Currently I am editing a small (chapbook-sized) group of poems called Cruel Flowers, which may or may not grow
into a book or the section of a full-length book. I have several manuscripts in the works, covering all sorts
of themes: travel, food and eating, growing up in Salem, a little bit of the witch trials, etc. My partner is,
I think, hyper-obsessed with titles (as well as talented and generous with offering book titles to, sometimes,
even total strangers), so most of the time I let him pick a title for my books. One night we were watching Antiques
Roadshow, and they had a bird scarer on there (one of the actual physical contraptions, of course), and my partner
turned to me and said: "That sounds like the title of your book." My obsession with birds, and air, and flight
(physical and metaphorical) was obvious to me (and should be obvious to any reader of Bird Scarer), but those two words
just solidified the big picture. Then I wrote the title poem, and all the poems swirled around it; together, the book
is flight and migration, home and away! A book title is a very delicate thing, for it often bookends a wide range of works.
Choosing one depends, as titles can and do perform different literary functions. Prior to the book coming out, I
did a poetry reading in October. We'd had a rather warm autumn, so I guess some birds had not yet migrated. On the
morning of the reading, I ran outside to scare a short-tailed hawk away. I live in the city, but there are some
field mice which attract them. But too few field mice, evidently, so occasionally they go for a sparrow or even a
pigeon. So I was outside clapping my hands, when all of sudden I looked up and the sky filled with short-tailed hawks.
I'd never seen anything like it. I mean, first there was a dozen, then there were dozens, then well over a hundred.
It was like a sign that I chose the right title for the book, and it
reminded me, eerily, of my lovely book cover.
You are co-publisher of New Sins Press with Rane Arroyo. Share with the readers some history about New Sins Press.

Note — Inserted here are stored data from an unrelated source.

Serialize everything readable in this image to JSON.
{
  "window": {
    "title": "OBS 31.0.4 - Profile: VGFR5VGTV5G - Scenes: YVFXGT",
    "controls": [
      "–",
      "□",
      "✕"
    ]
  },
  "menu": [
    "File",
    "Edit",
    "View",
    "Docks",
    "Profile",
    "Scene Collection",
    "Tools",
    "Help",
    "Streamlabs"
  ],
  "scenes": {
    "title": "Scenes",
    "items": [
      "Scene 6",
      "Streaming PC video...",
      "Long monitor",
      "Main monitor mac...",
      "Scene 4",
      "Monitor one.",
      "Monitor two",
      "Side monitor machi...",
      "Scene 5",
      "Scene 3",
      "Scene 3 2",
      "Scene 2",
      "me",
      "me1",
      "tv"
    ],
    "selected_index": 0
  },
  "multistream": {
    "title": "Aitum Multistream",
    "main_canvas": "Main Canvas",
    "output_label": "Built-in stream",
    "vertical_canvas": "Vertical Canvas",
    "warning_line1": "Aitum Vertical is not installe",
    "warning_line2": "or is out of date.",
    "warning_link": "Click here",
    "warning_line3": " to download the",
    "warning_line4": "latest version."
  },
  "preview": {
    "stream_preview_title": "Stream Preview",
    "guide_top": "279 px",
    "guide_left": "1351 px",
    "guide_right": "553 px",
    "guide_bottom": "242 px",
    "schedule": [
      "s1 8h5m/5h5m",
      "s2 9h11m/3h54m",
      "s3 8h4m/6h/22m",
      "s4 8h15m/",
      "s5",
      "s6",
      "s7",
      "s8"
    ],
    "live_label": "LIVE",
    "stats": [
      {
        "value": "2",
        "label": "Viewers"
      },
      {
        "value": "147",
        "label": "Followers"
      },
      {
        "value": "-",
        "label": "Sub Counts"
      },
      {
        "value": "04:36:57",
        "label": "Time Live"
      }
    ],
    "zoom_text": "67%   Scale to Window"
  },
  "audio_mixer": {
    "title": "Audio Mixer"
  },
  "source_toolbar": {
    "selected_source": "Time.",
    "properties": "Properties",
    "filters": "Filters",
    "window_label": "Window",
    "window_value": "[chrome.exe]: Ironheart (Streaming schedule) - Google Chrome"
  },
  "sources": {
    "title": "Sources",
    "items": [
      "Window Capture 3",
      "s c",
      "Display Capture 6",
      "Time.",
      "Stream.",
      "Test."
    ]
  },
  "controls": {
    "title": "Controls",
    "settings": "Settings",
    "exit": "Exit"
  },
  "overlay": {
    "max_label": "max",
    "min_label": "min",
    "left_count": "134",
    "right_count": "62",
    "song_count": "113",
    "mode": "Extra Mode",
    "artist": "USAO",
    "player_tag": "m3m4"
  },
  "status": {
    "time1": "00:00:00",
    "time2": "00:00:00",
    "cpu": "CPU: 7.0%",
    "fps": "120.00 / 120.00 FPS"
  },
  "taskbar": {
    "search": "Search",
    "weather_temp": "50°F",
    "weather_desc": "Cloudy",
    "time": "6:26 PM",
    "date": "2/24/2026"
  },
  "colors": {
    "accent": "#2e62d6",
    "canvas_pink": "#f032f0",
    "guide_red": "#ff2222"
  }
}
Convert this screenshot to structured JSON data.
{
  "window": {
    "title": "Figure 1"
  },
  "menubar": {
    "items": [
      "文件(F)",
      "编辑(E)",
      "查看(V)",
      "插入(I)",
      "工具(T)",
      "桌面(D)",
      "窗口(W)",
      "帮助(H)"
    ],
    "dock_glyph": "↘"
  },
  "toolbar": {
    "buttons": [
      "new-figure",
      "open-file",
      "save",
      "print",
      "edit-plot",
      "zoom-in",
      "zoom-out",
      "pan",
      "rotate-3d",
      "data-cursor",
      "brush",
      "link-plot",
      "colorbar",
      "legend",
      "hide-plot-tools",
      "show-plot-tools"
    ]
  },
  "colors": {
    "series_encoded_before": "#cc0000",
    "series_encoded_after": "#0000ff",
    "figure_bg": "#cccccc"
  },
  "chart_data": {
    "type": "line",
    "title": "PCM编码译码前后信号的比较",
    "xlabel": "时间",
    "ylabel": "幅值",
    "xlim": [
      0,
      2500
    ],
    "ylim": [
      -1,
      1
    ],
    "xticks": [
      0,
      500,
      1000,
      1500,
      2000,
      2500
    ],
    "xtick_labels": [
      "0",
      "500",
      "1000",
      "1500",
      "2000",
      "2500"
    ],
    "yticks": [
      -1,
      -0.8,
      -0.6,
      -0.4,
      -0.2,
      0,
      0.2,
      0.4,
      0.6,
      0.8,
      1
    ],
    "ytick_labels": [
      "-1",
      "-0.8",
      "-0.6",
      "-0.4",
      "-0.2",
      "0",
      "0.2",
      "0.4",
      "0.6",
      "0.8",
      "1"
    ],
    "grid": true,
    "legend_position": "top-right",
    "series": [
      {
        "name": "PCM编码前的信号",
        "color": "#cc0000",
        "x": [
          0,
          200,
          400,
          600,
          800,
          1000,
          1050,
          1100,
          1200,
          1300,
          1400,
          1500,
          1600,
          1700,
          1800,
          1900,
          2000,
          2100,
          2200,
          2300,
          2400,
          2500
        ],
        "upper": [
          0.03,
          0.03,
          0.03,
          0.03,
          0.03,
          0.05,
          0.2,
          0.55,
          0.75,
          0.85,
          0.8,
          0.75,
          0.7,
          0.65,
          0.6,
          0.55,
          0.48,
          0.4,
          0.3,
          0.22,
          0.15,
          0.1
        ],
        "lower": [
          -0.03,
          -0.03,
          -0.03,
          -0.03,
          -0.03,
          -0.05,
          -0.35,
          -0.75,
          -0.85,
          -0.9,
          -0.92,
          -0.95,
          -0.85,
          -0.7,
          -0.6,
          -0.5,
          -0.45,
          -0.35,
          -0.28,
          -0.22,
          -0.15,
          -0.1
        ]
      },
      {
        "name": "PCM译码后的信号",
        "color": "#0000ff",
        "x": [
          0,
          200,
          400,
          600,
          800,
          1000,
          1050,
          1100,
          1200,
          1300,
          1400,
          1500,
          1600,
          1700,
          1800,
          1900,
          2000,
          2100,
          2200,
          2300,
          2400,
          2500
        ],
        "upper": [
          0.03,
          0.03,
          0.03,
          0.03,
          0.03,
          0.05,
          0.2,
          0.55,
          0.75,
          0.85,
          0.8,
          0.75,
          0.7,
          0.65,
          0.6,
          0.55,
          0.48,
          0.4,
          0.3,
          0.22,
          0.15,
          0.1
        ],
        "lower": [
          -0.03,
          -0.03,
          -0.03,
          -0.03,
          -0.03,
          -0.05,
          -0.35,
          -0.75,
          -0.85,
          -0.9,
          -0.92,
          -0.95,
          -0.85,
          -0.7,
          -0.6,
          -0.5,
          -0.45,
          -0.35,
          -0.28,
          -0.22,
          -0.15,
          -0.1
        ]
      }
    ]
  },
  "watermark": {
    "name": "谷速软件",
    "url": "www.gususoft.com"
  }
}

What sort of work do you look for?
Early in the 1980s, we published a broadside called New Sins. It was a sort of homage to Charles Henri Ford,
considered by some to be America's greatest American surrealist poet. Charles was a hero and sort of mentor to
both Rane and I, in the sense of "paying it forward." So we published several broadsides as a gut reaction to
the election of Ronald Reagan which we knew would lead to a greater anti-freedom of the arts. By the mid-1980s,
Reagan had stepped up his campaign against funding the arts, particularly "controversial" arts, partly by
controlling and limiting the NEA's funding. Thus, we decided to create a chapbook poetry contest where we'd publish
quality work regardless of content and controversy. Looking back, we emphasized quality, per our own aesthetic views,
rather than controversy (though when the two go hand-in-hand, that's sweet). But over the years, our attention turned
to getting academic jobs, earning tenure and getting promoted, so the press fell by the wayside. In 2006, we revived
the press to publish at least one full-length poetry book per year. Middle-aged, financially comfortable, both tenured,
we decided we had more work to do, more effort to pay forward. (Also, we saw how much energy was coming out of
Cervena Barva Press and that made us nostalgic, I think, for our press. Seriously!) In any case, our first book is
No Bones To Carry by James Penha (2007). Our editors-young, vital, up-and-coming poets-along with Rane and I chose
this book based on its quality. That it happens to be written by a gay man, living in Indonesia with his Muslim lover,
is incidental. (Though we understand that James, who's been wonderful to work with by the way, may not be
considered "publishable" by many mainstream presses based upon the above personal information, still we chose
him for the strength of his work, period!) So the work we look for is quality work, though edges, and margins,
and transgressions, are not without their attractions!